By systematically eliminating the different sources of damp, and improving ventilation the same time, we will arrive to a point where it works. The basement feels dry, fungi and other microorganisms will die, smells will disappear, and there will be a remarkable improvement of air quality.
This is the point where dampness related respiratory illnesses will also start to disappear.
The same principle of eliminating damp and improving ventilation applies to upstairs areas too, with the difference that the most common types of damp to solve are leaks or condensation. (For ideas of solving damp in a living space and how to ventilate it please see the examples provided in the "Damp Related Respiratory Illnesses in Modern Buildings" section below.)
How it went in the above building?
Based on the initial survey we decided to start with reducing the amount of damp in the walls, and in the soil under the floor boards - which made the crawl space damp.
There were two possible ways of doing it:
- Doing a fairly deep French Drain around the house, or
- Installing a Magnetic DPC.
We chose the magnetic DPC, because of its simple installation and being the cheaper option. In our experience it always makes an improvement:
- Freestanding walls dry out completely,
- Earth touching walls show a certain improvement (the degree of improvement on earth touching walls can vary),
- Floors and the soil under the house gets also somewhat dryer (the degree of improvement on floors and the soil can also vary).
In this case the improvement was sufficient and just after a few months the basement was a lot dryer and the air quality started to improve. Bacteria and fungi, those who were thriving in a damp environment, started to die and the damp related respiratory illnesses started to disappear. The full solution for the basement, that the customer will do in full, will be:
- Magnetic DPC for getting the basement and under-floor area dryer,
- Unblocking the air bricks around the crawl space, and installing an extractor fan into the cellar for added ventilation,
- Plastering the basement using a breathable but salt-resistant Roman waterproofing lime plaster.
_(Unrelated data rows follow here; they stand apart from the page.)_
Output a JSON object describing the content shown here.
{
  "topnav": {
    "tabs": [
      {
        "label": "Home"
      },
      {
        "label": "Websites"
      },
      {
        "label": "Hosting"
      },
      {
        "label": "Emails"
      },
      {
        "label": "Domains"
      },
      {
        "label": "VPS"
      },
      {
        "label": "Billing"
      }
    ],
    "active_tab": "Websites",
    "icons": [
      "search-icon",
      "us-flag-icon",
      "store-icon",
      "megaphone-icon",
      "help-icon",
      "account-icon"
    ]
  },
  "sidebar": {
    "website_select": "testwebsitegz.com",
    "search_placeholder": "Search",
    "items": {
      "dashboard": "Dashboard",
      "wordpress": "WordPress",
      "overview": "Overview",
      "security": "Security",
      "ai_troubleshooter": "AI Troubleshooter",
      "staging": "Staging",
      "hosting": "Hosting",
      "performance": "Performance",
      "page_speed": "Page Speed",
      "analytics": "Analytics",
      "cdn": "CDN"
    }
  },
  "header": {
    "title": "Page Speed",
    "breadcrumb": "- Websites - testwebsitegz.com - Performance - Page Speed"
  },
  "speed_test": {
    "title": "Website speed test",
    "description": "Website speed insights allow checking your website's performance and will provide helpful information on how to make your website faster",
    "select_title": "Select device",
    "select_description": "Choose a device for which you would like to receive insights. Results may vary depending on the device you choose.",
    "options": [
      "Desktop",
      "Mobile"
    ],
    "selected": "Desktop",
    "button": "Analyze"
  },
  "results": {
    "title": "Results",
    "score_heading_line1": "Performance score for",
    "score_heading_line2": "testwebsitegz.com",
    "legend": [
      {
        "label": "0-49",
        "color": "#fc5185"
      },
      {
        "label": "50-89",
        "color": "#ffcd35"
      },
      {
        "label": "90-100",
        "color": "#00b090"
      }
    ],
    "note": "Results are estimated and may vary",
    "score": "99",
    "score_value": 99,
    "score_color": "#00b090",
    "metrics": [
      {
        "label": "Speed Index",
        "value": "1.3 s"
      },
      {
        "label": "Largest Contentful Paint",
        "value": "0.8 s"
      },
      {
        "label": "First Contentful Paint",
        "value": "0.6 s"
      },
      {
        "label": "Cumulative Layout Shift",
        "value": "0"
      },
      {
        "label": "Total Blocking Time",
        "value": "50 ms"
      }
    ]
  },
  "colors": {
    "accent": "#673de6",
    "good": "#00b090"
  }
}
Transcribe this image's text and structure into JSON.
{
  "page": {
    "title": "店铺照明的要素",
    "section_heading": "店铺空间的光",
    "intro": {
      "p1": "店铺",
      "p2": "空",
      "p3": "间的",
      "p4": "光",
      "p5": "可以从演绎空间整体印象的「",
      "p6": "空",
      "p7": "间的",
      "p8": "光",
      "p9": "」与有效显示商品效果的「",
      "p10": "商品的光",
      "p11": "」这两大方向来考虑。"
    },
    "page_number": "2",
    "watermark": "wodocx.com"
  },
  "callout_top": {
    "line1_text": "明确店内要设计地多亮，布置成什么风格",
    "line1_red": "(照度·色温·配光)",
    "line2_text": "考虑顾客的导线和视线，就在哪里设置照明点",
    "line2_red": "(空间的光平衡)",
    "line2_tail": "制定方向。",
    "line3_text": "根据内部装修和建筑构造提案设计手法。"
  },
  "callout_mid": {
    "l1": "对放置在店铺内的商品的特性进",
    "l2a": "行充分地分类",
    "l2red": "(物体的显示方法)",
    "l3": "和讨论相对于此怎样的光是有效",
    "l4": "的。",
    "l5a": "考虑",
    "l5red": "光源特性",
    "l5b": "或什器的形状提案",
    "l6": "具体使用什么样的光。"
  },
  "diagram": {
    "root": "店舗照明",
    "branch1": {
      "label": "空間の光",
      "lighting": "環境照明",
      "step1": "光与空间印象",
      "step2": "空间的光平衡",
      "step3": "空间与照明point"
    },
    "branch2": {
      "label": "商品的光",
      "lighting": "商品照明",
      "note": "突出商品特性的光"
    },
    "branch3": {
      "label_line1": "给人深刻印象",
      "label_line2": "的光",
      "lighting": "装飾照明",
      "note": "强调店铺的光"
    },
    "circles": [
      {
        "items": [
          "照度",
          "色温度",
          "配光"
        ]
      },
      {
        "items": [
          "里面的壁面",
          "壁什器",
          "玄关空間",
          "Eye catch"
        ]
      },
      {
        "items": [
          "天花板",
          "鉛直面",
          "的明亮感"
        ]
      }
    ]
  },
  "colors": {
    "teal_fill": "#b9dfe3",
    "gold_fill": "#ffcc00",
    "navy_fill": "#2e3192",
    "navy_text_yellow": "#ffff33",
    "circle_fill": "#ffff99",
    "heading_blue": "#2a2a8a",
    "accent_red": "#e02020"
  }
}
Damp Related Respiratory Illnesses in Modern Buildings
Modern buildings are somewhat different. But the principle of eliminating sources of damp and making sure there is sufficient ventilation the same time holds true for solving damp related respiratory problems in modern buildings too.
The main difference is that modern buildings become damp for different reasons. These are:
- Leaks of all sorts: roof leak, burst pipes, overflowing gutter, bathroom leak, you name it. (Rising damp, sideways penetration, flooring problems are usually not a problem.)
- Condensing water droplets in cold corners, which results in black mould growing on that surface.
- Steam and vapours trapped in kitchens and bathrooms.
When fixing ventilation in a modern building one should be looking for the following:
- Are there trickle vents in the window frames? Are they open?
- Are there extractor fans fitted in the bathroom and kitchen? Do they work? Are they strong enough?
- Are there radiators in every room? Are they being used? Are they large enough? (Heating will cause air to move around in the room. When there are trickle vents in the window frames heating will trigger an acceptable level of ventilation.)
- If the above simple ways of ventilating a property do not produce the desired results installing a Positive Input Ventilating System or another form of ventilating system might be needed.)
And just like in an old building, when all the sources of damp are fixed and there is sufficient ventilation, damp related respiratory illnesses will disappear too.